ATC recording using SDR - deeper analysis - raw signal processing and SNR estimation
Check out our previous blog posts:
- Blog 1: Basic terminology and hardware setup description for ATC listening
- Blog 2: Where to place your antenna for ATC recordings
- Blog 3: What is the best SDR hardware choice for ATC
- Blog 4: How to setup your SDR for clean ATC audio
This blog post is more technical compared to the previous ones. In the next paragraphs we
will describe the raw signal processing pipeline. The rtl-airband software is set to produce
raw data coming from the SDR hardware in cs16 format.

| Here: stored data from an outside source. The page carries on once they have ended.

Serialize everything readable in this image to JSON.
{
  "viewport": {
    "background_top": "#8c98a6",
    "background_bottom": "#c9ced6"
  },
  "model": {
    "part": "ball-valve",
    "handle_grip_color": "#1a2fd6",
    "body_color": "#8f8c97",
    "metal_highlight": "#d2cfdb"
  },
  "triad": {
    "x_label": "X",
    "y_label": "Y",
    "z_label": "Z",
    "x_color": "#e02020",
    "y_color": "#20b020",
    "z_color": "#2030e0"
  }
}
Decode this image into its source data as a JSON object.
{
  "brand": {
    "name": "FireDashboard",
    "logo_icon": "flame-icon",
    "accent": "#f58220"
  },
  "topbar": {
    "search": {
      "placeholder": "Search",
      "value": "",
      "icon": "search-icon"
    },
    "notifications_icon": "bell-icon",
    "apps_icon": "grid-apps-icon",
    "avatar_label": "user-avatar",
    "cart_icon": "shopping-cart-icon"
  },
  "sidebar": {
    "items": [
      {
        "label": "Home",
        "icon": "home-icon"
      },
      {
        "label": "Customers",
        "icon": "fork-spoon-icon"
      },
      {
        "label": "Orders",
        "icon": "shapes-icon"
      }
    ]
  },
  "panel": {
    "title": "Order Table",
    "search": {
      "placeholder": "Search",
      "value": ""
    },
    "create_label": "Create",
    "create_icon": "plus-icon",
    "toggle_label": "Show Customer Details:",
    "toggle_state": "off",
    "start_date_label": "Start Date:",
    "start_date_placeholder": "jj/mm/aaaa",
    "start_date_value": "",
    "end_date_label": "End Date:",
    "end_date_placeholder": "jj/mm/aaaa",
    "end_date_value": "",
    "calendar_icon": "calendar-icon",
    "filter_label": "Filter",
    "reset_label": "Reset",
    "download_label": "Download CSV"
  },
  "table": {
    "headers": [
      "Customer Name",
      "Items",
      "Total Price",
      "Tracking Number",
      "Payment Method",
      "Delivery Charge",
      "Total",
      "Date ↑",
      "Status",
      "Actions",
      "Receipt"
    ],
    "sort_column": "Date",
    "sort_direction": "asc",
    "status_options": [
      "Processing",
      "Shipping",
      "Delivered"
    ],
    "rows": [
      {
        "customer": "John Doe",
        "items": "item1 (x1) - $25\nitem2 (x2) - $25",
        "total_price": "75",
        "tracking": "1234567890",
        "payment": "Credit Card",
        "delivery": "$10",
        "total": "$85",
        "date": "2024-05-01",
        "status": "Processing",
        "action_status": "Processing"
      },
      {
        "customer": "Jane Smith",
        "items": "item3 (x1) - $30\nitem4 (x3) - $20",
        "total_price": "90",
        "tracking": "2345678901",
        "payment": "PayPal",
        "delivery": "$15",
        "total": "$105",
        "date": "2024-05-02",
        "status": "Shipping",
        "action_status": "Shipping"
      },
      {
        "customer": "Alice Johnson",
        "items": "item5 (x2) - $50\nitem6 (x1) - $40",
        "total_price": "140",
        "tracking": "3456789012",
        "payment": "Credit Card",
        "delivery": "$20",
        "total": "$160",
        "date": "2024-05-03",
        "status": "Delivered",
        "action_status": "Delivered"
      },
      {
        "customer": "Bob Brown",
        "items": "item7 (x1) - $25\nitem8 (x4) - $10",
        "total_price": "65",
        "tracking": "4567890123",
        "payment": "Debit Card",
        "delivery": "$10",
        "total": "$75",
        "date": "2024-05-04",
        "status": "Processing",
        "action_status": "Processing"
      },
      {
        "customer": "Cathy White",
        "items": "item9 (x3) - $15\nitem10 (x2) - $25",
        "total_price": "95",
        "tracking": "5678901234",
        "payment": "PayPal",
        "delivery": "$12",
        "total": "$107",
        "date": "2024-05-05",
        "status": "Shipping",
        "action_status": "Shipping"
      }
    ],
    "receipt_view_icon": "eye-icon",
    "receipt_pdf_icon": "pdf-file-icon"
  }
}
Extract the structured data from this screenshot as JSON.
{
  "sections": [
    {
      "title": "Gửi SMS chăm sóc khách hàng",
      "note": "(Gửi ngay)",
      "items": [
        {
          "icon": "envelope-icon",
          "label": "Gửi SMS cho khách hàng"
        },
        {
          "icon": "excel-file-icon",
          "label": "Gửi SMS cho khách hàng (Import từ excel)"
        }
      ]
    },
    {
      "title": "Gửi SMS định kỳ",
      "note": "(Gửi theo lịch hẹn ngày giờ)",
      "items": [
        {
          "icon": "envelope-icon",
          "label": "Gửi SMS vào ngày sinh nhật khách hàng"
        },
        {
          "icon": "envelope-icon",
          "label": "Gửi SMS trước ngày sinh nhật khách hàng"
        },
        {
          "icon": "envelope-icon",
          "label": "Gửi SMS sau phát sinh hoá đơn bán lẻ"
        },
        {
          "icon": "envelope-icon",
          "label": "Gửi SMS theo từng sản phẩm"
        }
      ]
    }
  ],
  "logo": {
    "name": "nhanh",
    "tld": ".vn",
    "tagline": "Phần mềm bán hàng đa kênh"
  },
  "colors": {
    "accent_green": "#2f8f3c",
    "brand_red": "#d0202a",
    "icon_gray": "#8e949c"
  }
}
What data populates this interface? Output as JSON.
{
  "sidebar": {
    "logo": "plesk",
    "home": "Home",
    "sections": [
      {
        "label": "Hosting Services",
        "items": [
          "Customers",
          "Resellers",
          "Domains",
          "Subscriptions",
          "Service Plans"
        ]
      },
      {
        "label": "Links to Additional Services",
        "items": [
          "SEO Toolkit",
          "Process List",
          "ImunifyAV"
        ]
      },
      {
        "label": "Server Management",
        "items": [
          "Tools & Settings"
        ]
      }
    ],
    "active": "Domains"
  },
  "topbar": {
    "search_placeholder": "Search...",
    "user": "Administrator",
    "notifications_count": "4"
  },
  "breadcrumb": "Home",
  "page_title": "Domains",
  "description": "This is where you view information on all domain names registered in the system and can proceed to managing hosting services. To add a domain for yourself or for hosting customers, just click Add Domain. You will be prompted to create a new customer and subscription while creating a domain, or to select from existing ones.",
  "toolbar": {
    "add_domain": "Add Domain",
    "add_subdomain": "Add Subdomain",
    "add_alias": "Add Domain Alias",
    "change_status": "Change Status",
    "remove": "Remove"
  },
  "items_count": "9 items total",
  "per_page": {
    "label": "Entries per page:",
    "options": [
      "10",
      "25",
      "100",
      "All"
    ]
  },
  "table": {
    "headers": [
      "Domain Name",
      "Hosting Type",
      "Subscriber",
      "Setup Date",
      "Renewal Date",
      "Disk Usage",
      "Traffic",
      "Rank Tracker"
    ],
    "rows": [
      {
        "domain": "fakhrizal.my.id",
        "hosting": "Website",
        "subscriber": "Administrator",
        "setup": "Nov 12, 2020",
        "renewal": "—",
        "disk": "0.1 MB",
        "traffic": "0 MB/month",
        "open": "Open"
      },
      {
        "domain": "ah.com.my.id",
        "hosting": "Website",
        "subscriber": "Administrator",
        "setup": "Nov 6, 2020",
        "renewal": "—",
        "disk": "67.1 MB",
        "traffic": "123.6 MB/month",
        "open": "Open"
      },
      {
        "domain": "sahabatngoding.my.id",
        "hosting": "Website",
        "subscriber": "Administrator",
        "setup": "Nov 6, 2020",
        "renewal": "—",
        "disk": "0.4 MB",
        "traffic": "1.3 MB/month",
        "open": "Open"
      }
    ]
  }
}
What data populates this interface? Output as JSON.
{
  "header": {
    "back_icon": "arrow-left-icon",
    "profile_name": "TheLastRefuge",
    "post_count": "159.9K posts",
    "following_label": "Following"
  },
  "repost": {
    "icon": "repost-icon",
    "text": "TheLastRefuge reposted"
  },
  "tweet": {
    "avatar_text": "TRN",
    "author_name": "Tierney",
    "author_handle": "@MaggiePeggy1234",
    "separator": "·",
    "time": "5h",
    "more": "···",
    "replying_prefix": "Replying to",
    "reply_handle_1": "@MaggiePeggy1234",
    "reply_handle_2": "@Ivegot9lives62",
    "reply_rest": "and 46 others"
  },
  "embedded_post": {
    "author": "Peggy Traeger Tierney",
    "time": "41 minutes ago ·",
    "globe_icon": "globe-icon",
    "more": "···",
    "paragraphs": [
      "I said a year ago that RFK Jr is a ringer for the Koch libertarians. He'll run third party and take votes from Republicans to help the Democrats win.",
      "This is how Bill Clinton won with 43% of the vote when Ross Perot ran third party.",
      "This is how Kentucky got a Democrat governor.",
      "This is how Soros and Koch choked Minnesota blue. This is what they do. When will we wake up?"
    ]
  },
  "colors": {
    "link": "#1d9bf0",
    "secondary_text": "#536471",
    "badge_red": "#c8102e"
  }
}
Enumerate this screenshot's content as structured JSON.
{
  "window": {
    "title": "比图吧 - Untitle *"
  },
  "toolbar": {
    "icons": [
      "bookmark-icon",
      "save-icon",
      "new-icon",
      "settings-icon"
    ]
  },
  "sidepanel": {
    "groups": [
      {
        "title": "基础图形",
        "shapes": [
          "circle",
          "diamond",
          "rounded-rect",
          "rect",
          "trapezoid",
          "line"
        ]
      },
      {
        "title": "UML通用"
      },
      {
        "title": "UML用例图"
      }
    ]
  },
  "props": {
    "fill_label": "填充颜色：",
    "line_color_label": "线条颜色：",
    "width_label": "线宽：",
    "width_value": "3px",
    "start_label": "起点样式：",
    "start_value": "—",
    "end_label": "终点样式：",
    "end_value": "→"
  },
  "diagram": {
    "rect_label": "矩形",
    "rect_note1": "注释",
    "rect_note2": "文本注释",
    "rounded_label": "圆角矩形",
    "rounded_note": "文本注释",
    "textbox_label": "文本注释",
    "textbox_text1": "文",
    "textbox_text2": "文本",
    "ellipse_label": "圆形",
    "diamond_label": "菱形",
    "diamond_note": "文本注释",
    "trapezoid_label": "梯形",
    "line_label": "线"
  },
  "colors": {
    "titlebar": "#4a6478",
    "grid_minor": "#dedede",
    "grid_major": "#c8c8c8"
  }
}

Converting the raw signal into the audio format
Produced cs16
files are processed through:
cat ${signalfile}.cs16 | csdr convert_s16_f | csdr amdemod_cf | csdr fastdcblock_ff | csdr gain_ff 3 | csdr limit_ff | csdr convert_f_s16 > ${signalfile}.raw
which does:
- conversion from int to float value,
- AM demodulation
- signal level adjustments
- back to int conversion
- saving as PCM
Next, we drop all segments shorter than 1 second as they do not contain any meaningful signal. You may have noticed we are not using automatic gain control (AGC). The reason is, that the AGC does a signal deformation (rapidly changing volume and thus amount of noise). As we have the whole recording and can process it off-line, we implemented a segment base gainer.
Segment base gainer
We detect push-to-talk clicks using wavelet transform and identify particular utterances in the audio. We amplify each segment not to exceed 95% of the maximum level of the wav file (1.0 in our case). The peak levels are ignored. See the figure below:
Original raw signal is on top, amplified is on the bottom.
Voice activity detection
We detect speech parts of the audio to be further used to reliably estimate the Signal-to-Noise Ratio. The Voice Activity Detector (VAD) is based on a neural network with 2 hidden layers and 2 output classes. It was trained on 1366 hours of multilingual telephone speech corpus. The neural network output is smoothed by averaging over a 5 frame window, and we can adjust the detection threshold to control the amount of detected speech. See the figure below with indicated speech in the recording (red parts).
Signal-to-Noise Ratio estimation
The SNR estimation technique is based on the waveform amplitude distribution analysis (Chanwoo Kim, Richard M. Stern, "Robust Signal-to-Noise Ratio Estimation Based on Waveform Amplitude Distribution Analysis", Interspeech 2008). In principle, the amplitude distribution of noise is Gaussian while the amplitude distribution of speech is Gamma. We can “guess the SNR by estimating where we are between Gaussian and Gamma distributions” for our signal.
To estimate the SNR reliably we select only speech segments and avoid all the non-speech parts. We apply the SNR estimation technique which provides an SNR estimate per each voiced segment.